Lourentia 'Renz' Lombaard has appeared in the Western Cape High Court to hear her fate and also for the appeal of the three convicted kidnappers.
Image: Mandilakhe Tshwete
The lawyer for Jacquen “Boeta” Appollis has questioned the evidence which the Western Cape High Court relied on earlier this year, to convict him of kidnapping and trafficking six-year-old Joshlin Smith .
During the appeal hearing, Advocate Fanie Harmse argued that certain statements had been overlooked by presiding officer Judge Nathan Erasmus.
He suggested that if the court had fully considered them, more accused should have been tried, including Phumza “Maka Lima” Sigaqa.
He also emphasised that Section 204 witness Lourentia “Renz” Lombaard, despite being unreliable, had testified that Appollis wanted nothing to do with a plot to sell Joshlin.
Joshlin went missing on 19 February 2024. Her mother, Racquel “Kelly” Smith, Appollis, and their friend Steveno “Steffie” van Rhyn were convicted and sentenced to life imprisonment.
Harmse told the court that in the trial-within-a-trial, it was argued that Appollis’s extra-curial statement had been coerced.
He said:“My submission is that the court did not find sufficient value in the independent witness, a hotel staff member’s evidence, how she saw Mr Appollis in the morning before my client was taken to the Sea Border offices.”
Judge Erasmus interrupted: “Where did I err? We can make mistakes, but show me.”
Harmse replied: “I cannot refer you to a specific sentence… from the judgment of the trial-within-a-trial, the extra-curial statement was coerced.
“The very important part is the injuries that the accused showed, and the evidence we saw from the video that he was limping.

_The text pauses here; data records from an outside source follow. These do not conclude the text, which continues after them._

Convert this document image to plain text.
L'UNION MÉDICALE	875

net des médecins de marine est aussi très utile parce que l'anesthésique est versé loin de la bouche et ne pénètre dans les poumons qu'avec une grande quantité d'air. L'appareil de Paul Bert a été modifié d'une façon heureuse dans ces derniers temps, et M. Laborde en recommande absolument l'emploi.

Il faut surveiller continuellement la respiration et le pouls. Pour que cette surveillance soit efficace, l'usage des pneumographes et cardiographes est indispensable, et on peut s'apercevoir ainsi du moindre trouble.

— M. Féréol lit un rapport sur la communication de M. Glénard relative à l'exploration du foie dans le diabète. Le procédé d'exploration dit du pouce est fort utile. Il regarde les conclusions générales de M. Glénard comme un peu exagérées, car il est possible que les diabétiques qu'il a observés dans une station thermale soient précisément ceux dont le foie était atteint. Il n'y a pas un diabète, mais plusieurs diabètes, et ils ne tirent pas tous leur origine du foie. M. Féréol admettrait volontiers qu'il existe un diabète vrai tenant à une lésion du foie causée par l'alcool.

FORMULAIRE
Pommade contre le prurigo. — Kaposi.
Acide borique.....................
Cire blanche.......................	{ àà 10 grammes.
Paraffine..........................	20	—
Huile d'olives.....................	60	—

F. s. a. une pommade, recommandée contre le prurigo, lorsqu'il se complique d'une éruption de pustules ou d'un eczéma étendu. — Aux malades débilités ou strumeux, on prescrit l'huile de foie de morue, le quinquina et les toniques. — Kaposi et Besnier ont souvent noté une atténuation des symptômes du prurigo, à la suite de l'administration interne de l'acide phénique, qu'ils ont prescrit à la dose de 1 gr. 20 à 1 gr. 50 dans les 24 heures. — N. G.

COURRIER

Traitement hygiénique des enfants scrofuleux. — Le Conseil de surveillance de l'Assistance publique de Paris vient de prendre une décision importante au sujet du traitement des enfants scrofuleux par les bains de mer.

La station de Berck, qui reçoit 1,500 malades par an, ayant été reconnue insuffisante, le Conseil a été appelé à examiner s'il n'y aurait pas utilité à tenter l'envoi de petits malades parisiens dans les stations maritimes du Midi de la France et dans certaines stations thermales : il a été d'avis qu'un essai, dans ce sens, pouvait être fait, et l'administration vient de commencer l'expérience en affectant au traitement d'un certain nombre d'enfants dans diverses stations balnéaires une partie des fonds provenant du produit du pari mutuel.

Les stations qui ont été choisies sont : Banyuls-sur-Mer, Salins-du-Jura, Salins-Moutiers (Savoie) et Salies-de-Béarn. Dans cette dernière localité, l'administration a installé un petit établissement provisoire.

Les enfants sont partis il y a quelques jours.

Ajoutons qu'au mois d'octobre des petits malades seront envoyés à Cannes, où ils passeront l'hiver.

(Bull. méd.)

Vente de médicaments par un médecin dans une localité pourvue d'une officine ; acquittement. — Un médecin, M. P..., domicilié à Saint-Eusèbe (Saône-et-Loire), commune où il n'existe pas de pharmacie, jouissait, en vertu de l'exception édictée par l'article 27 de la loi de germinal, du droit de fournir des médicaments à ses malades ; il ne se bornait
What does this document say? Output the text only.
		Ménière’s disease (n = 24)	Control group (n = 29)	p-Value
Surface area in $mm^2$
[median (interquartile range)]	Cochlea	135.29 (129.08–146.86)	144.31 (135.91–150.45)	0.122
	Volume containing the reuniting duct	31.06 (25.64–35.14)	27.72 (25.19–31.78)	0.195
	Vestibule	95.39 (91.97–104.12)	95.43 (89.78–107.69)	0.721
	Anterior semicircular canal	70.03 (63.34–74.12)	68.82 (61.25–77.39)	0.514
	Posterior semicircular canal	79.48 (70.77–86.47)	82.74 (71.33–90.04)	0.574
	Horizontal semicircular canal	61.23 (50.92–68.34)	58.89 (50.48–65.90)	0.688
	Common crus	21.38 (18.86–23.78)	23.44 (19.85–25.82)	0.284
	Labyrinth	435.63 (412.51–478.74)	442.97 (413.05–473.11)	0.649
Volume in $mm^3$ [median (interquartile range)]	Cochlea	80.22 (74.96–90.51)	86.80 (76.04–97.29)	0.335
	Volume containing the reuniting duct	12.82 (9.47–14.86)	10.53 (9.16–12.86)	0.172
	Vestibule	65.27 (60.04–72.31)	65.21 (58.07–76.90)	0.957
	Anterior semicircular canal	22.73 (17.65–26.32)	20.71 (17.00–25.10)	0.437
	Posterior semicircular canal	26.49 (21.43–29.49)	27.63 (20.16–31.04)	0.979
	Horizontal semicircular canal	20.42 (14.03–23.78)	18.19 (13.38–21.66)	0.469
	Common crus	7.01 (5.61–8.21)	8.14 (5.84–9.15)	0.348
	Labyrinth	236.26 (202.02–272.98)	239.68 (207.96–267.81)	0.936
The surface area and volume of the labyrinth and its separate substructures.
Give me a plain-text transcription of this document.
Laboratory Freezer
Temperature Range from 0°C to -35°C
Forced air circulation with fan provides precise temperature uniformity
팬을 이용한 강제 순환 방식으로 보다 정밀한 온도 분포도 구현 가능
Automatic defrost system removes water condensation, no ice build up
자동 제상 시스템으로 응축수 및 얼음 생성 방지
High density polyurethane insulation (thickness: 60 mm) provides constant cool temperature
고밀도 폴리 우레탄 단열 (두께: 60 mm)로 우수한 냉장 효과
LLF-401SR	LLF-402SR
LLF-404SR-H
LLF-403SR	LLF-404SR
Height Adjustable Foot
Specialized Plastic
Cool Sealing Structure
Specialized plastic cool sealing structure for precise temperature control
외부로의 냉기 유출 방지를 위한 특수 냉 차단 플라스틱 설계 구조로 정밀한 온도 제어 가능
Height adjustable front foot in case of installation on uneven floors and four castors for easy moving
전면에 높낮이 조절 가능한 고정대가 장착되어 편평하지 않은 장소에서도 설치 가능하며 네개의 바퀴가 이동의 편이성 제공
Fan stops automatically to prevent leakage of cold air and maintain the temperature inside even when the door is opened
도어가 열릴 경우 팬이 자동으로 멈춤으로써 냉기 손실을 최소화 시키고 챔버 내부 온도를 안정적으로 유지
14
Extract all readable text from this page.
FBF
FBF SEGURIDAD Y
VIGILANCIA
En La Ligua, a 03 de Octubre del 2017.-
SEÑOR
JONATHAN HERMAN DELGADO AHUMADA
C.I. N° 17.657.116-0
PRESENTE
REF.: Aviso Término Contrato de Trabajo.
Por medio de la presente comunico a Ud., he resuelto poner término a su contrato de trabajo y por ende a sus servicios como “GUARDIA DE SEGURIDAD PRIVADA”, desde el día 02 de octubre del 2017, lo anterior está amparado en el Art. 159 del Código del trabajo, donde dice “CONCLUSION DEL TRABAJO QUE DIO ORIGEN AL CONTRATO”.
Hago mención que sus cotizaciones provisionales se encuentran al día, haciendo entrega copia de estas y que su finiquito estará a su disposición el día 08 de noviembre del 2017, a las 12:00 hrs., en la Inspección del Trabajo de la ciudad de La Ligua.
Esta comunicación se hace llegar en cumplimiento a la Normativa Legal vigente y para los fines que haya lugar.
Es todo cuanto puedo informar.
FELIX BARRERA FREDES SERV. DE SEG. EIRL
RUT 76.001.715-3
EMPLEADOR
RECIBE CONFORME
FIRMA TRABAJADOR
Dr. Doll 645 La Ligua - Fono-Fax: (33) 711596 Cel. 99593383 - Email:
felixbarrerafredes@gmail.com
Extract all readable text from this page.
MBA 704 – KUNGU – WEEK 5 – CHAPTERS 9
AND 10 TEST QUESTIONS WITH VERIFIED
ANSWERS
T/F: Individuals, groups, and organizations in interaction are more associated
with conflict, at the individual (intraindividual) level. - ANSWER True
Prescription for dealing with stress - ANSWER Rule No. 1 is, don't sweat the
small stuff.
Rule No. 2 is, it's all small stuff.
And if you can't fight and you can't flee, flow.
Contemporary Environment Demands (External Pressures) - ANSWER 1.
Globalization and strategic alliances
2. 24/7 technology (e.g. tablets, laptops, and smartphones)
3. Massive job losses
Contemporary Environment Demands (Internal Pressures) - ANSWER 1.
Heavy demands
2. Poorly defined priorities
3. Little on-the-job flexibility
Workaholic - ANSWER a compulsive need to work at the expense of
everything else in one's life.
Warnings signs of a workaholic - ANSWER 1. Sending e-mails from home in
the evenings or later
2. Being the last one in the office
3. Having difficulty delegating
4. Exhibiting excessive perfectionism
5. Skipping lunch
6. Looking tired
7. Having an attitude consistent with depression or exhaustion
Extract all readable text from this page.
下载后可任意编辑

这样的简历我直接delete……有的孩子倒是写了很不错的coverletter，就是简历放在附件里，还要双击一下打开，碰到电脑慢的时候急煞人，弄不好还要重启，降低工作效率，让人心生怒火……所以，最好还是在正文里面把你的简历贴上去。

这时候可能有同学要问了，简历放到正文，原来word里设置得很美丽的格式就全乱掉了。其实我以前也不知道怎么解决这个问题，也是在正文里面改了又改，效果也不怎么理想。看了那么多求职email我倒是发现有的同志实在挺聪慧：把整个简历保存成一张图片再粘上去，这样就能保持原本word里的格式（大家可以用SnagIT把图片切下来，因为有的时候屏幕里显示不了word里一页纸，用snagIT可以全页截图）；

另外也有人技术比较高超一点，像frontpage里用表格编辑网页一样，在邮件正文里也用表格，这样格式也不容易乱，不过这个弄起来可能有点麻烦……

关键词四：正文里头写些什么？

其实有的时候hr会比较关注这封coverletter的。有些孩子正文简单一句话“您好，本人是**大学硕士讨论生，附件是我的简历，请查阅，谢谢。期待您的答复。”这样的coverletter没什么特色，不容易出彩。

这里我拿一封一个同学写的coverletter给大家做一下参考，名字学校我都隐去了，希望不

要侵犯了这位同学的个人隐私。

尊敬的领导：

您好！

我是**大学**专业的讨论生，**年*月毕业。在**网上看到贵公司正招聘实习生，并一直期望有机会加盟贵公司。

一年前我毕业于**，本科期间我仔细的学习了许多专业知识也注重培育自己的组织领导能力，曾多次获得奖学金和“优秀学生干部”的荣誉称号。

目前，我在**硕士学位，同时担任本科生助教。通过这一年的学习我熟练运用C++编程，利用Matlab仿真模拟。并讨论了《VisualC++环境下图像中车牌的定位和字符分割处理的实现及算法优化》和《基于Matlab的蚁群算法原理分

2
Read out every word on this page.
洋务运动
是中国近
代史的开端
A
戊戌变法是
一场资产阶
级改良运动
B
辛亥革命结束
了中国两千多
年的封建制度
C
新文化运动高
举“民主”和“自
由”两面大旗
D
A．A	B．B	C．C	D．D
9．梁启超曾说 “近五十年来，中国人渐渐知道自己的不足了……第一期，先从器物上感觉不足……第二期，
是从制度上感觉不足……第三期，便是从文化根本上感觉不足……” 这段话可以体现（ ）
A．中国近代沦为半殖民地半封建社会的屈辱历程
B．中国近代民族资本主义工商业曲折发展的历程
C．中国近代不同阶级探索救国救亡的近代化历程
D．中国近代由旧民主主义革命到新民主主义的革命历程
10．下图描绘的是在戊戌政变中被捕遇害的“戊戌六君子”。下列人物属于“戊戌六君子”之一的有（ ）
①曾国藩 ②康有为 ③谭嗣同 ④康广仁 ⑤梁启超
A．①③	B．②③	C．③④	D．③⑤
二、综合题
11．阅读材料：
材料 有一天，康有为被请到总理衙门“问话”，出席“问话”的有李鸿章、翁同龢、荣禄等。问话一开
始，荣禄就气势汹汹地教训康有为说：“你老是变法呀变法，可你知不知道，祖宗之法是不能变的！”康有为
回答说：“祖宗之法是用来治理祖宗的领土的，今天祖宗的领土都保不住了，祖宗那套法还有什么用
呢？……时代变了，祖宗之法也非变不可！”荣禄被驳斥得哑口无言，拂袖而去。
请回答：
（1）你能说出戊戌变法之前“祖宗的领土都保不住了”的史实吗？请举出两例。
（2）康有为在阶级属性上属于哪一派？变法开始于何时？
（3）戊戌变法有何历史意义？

“On the 6 March 2024, Sergeant Dawid Fortuin also noted injuries. There was no evidence that he had sustained the injuries before he arrived at Sea Border.
“There was no special evidence to suggest he could have sustained them between the hotel and the police.”
He added that both Sgt Fortuin and Captain Wesley Lombard noted an injury to Appollis’s eye, while an independent witness claimed to have seen him without injuries.
“If that is true and given sufficient value, it should be concluded that he arrived at the Sea Border without injuries. The State’s case was that he was injured prior to arriving at Sea Border, and it is unlikely that he sustained those injuries before he got there.
“The doctor said they were fresh injuries. Those injuries cannot be wished away.”
Harmse said he was not attacking all the State’s evidence but noted that the core allegation was that Joshlin was taken from Kelly and Appollis’ home to a VW Polo in a single event.
“The 204 witness gave evidence that he didn’t want to be part of that. He didn’t accompany nor agree with it, he disassociated himself. If that was the only evidence, accused 1 could not have been found by the court to have supported that or been complicit.”
He pointed out that after Lombaard’s testimony, the court dealt with the disputed confessions.
“Joshlin was taken to Maka Lima’s house, and there are two questions: if that was the case, then why was Maka Lima released? There was no explanation from the State, yet the evidence was accepted by the court.”